Бани в жизни русского народа всегда имели значение важное, почти государственное, но жена Кокорева сделала из «мыльни» своей главную канцелярию города. Вот заляжет с утра баба голая на верхнем полоке, грызет орешки да пряники, ублажают ее там вениками благоуханными, поддают на каменку медовым взваром или квасом малиновым, а по улице мангазейской, аж до самой баньки, точно кила худая, так и тянется очередь баб хожалых – с просьбами.
Часов по пять дрогли женщины на морозе, пока не предстанут пред светлые очи боярыни. Вот лежит она, ворочая на полоке пуды свои мяса да жира, изомлевшая от жара банного, а без подарков – вот язва-то! – прошения не принимает, обратно гонит из «мыльни», говоря слова вредные и зазорные:
– Ты мне сначала уваженьице окажи, как и водится в странах просвещенных, а потом уж о деле сказывай… Нешто я тебе дура какая, чтобы даром твои плачи выслушивать!
Сунутся обиженные к мужу ее, а воевода Кокорев гонит назад хожалых – к женище своей, и потому говорили жители Мангазеи, что Марья Семеновна верный «наговор» знает:
– Она мужа-то свово кореньями змеиными опоила, а теперь, сказывают, кажинный день щи ему варит на листьях банных от тех веников, коими сама в мыльне парилась…
Иное дело – Палицын! Этот лихой новгородец, из кремля на посад съехавший, окружил себя простолюдием, а по знанию языка польского приманил к себе ляхов ссыльных. Здесь, на посаде Мангазеи, гульба шла веселая, злоречили в застольях противу Кокорева и жены воеводской, тянулись к Палицыну все обиженные, поморы да промышленники, скорняки да сапожники, литейщики да ездовых собак погонщики. Был средь них (кто бы вы думали?) и Ерофей Павлович Хабаров – тот самый землепроходец из Великого Устюга, в честь которого история потом нарекла славный город Хабаровск, а железнодорожную станцию назвала уважительно по его имени-отчеству – Ерофей Павлович. Сказывал тут Хабаров второму воеводе речи свои озорные:
– Ты, Андрей наш свет-Федорыч, тока свистни, так мы от кремля Мангазейского одни головешки оставим, а бабу кокоревскую начнем по сугробам валять да сосновым веником парить на морозце… Гляди, сколь голытьбы праведной на тебя налипло!

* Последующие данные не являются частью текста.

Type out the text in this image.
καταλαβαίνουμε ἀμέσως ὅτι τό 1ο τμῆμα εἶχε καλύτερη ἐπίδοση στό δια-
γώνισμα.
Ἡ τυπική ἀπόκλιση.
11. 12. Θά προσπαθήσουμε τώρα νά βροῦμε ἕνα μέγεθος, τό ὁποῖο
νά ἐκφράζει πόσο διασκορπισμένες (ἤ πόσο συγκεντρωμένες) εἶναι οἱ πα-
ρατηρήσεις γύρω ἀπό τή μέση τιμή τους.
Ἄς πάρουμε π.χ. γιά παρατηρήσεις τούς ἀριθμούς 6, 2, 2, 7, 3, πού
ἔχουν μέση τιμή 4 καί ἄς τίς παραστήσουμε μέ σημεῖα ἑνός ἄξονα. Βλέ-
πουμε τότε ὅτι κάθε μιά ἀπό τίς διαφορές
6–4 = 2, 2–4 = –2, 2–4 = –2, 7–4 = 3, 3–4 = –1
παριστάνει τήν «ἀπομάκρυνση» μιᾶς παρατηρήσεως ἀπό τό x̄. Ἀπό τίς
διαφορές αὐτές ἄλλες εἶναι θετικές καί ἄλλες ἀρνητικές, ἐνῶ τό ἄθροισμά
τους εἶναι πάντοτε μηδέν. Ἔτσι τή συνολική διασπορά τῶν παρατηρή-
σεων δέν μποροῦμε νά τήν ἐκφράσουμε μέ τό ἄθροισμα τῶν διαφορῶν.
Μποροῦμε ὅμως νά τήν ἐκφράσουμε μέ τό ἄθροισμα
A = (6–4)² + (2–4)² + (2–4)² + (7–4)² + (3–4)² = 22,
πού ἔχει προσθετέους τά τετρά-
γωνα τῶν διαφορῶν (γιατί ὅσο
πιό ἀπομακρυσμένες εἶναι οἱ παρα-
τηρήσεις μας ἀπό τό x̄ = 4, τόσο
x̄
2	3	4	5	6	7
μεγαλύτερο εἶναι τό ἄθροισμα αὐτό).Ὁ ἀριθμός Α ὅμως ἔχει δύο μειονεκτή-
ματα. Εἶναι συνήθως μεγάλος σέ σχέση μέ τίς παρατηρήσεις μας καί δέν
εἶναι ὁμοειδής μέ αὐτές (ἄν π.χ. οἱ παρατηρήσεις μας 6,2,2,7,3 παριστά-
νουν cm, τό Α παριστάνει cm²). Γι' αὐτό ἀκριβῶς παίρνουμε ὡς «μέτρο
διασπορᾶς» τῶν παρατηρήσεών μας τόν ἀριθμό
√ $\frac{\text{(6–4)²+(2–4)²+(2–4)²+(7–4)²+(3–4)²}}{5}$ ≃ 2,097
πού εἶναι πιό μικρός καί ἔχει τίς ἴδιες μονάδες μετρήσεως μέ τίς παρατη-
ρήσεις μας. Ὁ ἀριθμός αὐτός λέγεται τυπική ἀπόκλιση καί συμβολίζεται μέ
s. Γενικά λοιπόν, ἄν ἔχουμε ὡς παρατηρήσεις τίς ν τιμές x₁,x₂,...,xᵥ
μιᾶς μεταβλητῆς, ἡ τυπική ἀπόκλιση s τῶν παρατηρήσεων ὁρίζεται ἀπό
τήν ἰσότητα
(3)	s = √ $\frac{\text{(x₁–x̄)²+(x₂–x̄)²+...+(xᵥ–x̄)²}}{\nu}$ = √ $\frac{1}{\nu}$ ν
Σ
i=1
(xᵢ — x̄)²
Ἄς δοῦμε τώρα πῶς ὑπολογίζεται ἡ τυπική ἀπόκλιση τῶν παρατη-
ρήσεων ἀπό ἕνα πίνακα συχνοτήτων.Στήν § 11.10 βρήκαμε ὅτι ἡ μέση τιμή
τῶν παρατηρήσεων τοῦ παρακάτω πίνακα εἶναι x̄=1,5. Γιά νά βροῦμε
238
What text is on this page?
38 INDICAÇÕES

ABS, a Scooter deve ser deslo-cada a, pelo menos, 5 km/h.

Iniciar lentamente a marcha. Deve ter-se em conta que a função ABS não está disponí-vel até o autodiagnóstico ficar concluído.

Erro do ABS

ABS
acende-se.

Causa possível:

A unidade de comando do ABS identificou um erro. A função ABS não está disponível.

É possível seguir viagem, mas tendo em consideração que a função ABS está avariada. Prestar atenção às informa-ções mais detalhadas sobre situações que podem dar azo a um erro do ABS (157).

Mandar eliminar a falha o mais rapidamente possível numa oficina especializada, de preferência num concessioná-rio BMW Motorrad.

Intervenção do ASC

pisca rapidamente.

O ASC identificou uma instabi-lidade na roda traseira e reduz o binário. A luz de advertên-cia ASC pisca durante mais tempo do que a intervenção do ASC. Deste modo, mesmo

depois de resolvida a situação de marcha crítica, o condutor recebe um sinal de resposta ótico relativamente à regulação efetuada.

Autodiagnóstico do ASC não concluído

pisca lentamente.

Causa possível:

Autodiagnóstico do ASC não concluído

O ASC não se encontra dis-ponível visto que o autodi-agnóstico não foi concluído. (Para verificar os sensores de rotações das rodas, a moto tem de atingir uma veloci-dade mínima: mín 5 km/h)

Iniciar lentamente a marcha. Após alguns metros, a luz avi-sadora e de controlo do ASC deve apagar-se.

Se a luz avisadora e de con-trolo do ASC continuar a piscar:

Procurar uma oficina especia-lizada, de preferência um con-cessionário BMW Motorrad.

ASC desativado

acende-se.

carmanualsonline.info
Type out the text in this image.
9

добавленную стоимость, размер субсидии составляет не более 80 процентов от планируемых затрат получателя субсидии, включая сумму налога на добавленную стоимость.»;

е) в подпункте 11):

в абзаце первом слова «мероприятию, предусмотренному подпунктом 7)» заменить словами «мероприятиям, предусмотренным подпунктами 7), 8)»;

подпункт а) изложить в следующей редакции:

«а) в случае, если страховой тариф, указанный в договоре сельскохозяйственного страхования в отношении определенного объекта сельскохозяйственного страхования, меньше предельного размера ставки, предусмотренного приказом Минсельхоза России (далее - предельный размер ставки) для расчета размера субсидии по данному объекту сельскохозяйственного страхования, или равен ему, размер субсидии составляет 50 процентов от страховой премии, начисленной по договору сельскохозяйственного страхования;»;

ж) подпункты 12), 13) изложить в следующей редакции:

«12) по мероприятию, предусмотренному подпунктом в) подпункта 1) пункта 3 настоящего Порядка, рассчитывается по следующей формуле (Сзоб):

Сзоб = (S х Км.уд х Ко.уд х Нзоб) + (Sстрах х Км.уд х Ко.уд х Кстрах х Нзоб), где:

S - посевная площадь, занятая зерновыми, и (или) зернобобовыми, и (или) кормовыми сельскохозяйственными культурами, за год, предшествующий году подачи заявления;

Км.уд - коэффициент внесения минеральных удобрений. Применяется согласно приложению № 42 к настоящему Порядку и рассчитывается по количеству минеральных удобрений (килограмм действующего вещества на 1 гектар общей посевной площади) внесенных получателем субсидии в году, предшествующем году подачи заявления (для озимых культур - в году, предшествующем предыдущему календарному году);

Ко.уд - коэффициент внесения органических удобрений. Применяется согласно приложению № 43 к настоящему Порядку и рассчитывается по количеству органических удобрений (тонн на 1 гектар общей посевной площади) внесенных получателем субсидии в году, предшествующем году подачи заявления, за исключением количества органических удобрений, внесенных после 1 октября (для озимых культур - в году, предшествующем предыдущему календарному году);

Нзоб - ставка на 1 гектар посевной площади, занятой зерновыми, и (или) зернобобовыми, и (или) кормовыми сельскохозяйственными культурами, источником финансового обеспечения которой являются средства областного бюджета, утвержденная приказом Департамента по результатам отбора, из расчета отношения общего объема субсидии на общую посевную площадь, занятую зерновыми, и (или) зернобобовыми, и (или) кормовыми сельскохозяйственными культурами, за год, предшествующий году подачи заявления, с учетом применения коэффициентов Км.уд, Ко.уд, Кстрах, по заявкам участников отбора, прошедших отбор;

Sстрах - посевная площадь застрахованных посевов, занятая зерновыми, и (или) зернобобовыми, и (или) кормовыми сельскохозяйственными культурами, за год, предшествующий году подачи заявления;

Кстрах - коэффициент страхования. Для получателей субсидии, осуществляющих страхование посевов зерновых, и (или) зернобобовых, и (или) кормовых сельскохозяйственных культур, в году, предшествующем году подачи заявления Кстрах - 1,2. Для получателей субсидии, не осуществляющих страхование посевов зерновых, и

Кокорев грешил доносами царю на второго воеводу, но и Палицин не уставал тревожить царя-батюшку доносами на первого воеводу, а письма те от Палицына до Москвы проходили через руки самого Хабарова, человека проворного и смышленого. Год прошел, второй миновал, внове заполыхали божьи зарницы сияний полярных над крышами Мангазеи «златокипящей» – тут и война началась!.. Войне как раз время пристало. Кокорев совсем уж зарвался на мангазейском воеводстве. Заезжих из тундры самоедов грабил, спаивая, пушнину у них отбирал, говоря, что царь в ней нуждается, а всех соболей и песцов в свои закрома складывал; любил Кокорев пировать, зазывая к себе мангазейцев, но идущие на пир обязаны были подарки делать хозяину, «но подарки должны были быть хорошими, а не то бросались в лицо гостю, которого челядь при этом выпроваживала кулаками». Недовольство боярином росло в городе, и настал день, когда второй воевода, Палицин, опохмелясь доброю чарою, объявил народу, что отныне он в съезжую избу не ходок, обещал печать свою к казенным бумагам более не прикладывать:
– Покуда эта гнида в кремле сидит да шуршит бумагами, будто крыса худая, я не слуга царю, а с народом мангазейским буду завсегда рад дружиться и целоваться… Пущай на мой двор идут те, что на Кокорева и бабу его обижены, – я, вот те крест святой, всех уважу, от меня в слезах никто не утащится…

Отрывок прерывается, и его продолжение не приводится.